Fri, Apr 12, 2013 at 03:27 PM
Photo: Yuliya Evstratenko/Shutterstock
Ah, the age-old question. I was waiting for this one. I actually pondered this question myself many a night trying to get the wax out of my son’s ear while he slept. I know what you’re thinking. I’m a sneaky mommy. Well, I can’t argue there. I also cut his nails, trim his hair, and feed him vegetables while he sleeps (kidding about that last one). But you would too if your child screamed and ran from you every time you tried going near his ears.
But I digress …
The truth is that earwax — called cerumen by medical professionals — is actually a protectant for our ears and isn’t all bad. In fact, it’s pretty darn good. You see, earwax serves a very important purpose: to lubricate and protect the ear from outside intruders, such as dirt, debris or worse (like roaches). Without earwax, our ears would not only itch like crazy, but also put our inner ear and our brain at serious peril. Imagine earwax as the castle guards, if you will.

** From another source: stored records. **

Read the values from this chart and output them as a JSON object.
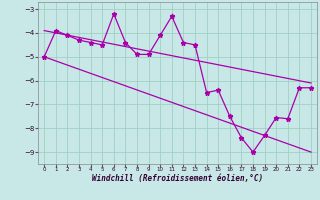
{
  "xlabel": "Windchill (Refroidissement éolien,°C)",
  "bg_color": "#c8e8e8",
  "line_color": "#aa00aa",
  "grid_color": "#99ccbb",
  "xlim": [
    -0.5,
    23.5
  ],
  "ylim": [
    -9.5,
    -2.7
  ],
  "yticks": [
    -9,
    -8,
    -7,
    -6,
    -5,
    -4,
    -3
  ],
  "xticks": [
    0,
    1,
    2,
    3,
    4,
    5,
    6,
    7,
    8,
    9,
    10,
    11,
    12,
    13,
    14,
    15,
    16,
    17,
    18,
    19,
    20,
    21,
    22,
    23
  ],
  "s1x": [
    0,
    1,
    2,
    3,
    4,
    5,
    6,
    7,
    8,
    9,
    10,
    11,
    12,
    13,
    14,
    15,
    16,
    17,
    18,
    19,
    20,
    21,
    22,
    23
  ],
  "s1y": [
    -5.0,
    -3.9,
    -4.1,
    -4.3,
    -4.4,
    -4.5,
    -3.2,
    -4.4,
    -4.9,
    -4.9,
    -4.1,
    -3.3,
    -4.4,
    -4.5,
    -6.5,
    -6.4,
    -7.5,
    -8.4,
    -9.0,
    -8.3,
    -7.55,
    -7.6,
    -6.3,
    -6.3
  ],
  "trend1_x": [
    0,
    23
  ],
  "trend1_y": [
    -3.9,
    -6.1
  ],
  "trend2_x": [
    0,
    23
  ],
  "trend2_y": [
    -5.0,
    -9.0
  ]
}
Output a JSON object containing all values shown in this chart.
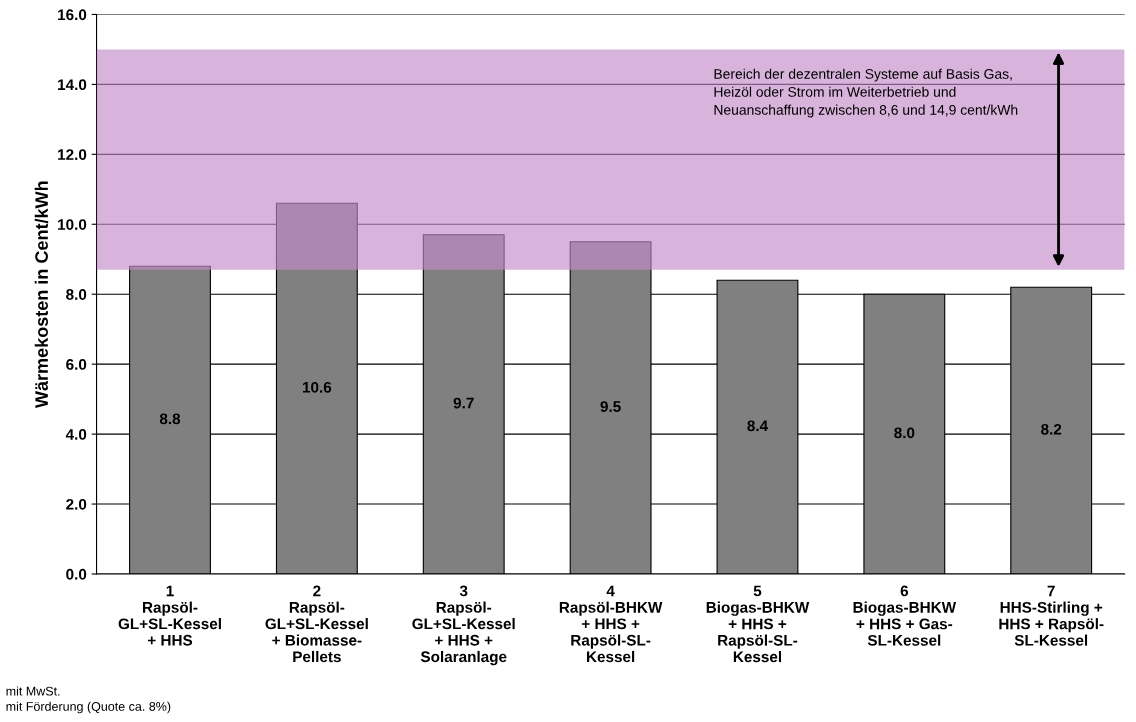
{
  "chart_data": {
    "type": "bar",
    "ylabel": "Wärmekosten in Cent/kWh",
    "categories": [
      "1\nRapsöl-\nGL+SL-Kessel\n+ HHS",
      "2\nRapsöl-\nGL+SL-Kessel\n+ Biomasse-\nPellets",
      "3\nRapsöl-\nGL+SL-Kessel\n+ HHS +\nSolaranlage",
      "4\nRapsöl-BHKW\n+ HHS +\nRapsöl-SL-\nKessel",
      "5\nBiogas-BHKW\n+ HHS +\nRapsöl-SL-\nKessel",
      "6\nBiogas-BHKW\n+ HHS + Gas-\nSL-Kessel",
      "7\nHHS-Stirling +\nHHS + Rapsöl-\nSL-Kessel"
    ],
    "values": [
      8.8,
      10.6,
      9.7,
      9.5,
      8.4,
      8.0,
      8.2
    ],
    "value_labels": [
      "8.8",
      "10.6",
      "9.7",
      "9.5",
      "8.4",
      "8.0",
      "8.2"
    ],
    "color": "#808080",
    "ylim": [
      0,
      16
    ],
    "yticks": [
      {
        "value": 0,
        "label": "0.0"
      },
      {
        "value": 2,
        "label": "2.0"
      },
      {
        "value": 4,
        "label": "4.0"
      },
      {
        "value": 6,
        "label": "6.0"
      },
      {
        "value": 8,
        "label": "8.0"
      },
      {
        "value": 10,
        "label": "10.0"
      },
      {
        "value": 12,
        "label": "12.0"
      },
      {
        "value": 14,
        "label": "14.0"
      },
      {
        "value": 16,
        "label": "16.0"
      }
    ],
    "grid": "y",
    "bands": [
      {
        "axis": "y",
        "from": 8.7,
        "to": 15.0,
        "color": "#c38ac8",
        "label": "Bereich der dezentralen Systeme auf Basis Gas,\nHeizöl oder Strom im Weiterbetrieb und\nNeuanschaffung zwischen 8,6 und 14,9 cent/kWh"
      }
    ],
    "annotations": [
      "mit MwSt.\nmit Förderung (Quote ca. 8%)"
    ]
  }
}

Once earwax has served its purpose, it travels from the inner ear to the outer ear and eventually falls out on its own. You also might need to occasionally scoop some out yourself if you see it sitting there. But be wary of Q-tips — they can actually pack the earwax in tighter instead of taking it out, or worse, puncture your eardrum. Instead, to practice good earwax hygiene at home, clean the skin outside the ear with a damp cloth and that’s it. As my kindergarten teacher used to tell us, don’t stick anything in your ear smaller than your elbow (after a snot-nosed boy named Mark tried to see how far he could put a crayon in his ear). Go ahead — try it. You can’t stick your elbow in your ear. Point being: Nothing should be in there.
If you suspect you may have too much earwax buildup, which can happen to some people, you might be experiencing symptoms such as an ear infection, hearing loss, feeling as though your ear is plugged up, or even ear pain. If this is the case, you can try an over-the-counter earwax removal solution. I’ve done it, and it burns, burns, burns, but is definitely effective on small buildups. Some people also recommend putting in a few drops of mineral or baby oil into the ear to loosen up the earwax, then lying ear-side down on a cloth to let the earwax run out. (This should not be done if you suspect you have a hole in your eardrum).

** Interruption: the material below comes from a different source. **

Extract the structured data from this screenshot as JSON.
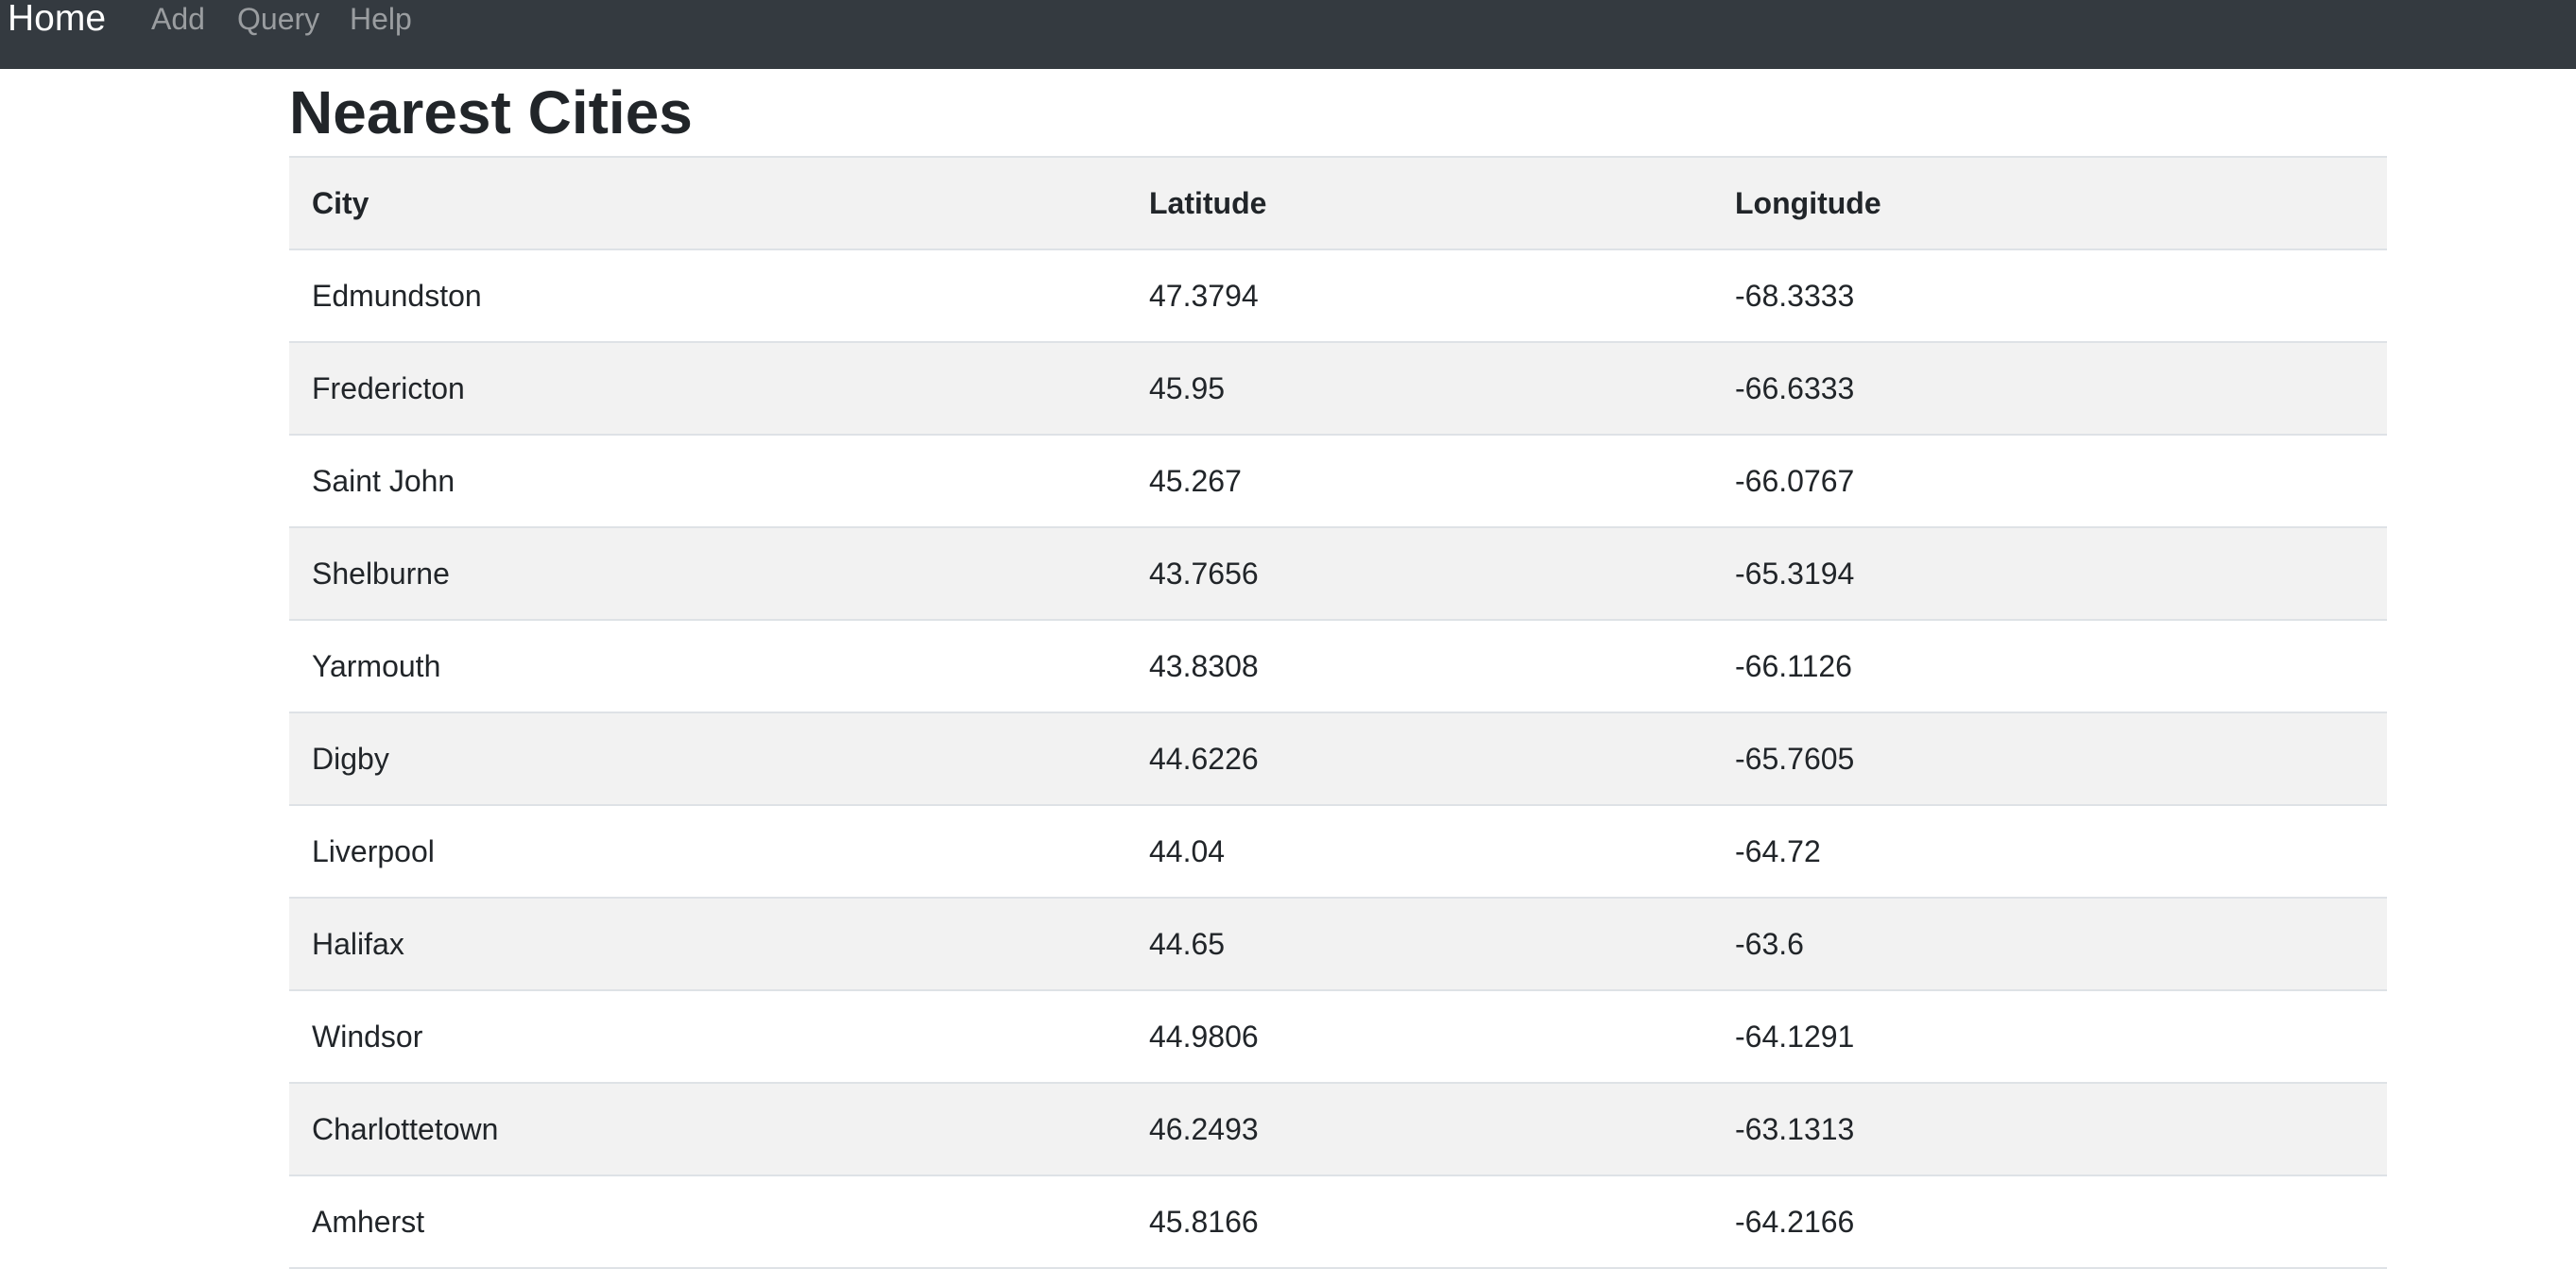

If you’ve tried these solutions and are still feeling discomfort, or if you think you may have a more serious buildup, you can have your doctor take a look at it. If he determines that too much earwax is your problem, he can use a special instrument (that looks like the top side of a needle, but softer) to take it out. This is probably the safest and most effective way to deal with the issue. Again, I stress, don’t try to stick something in there yourself.
As fun as it may be, don’t get into the habit of cleaning your ears too often. Earwax is one of those things our body makes that helps and protects us, no matter how much it may gross us out. So raise your glass, people — let’s hear it for earwax!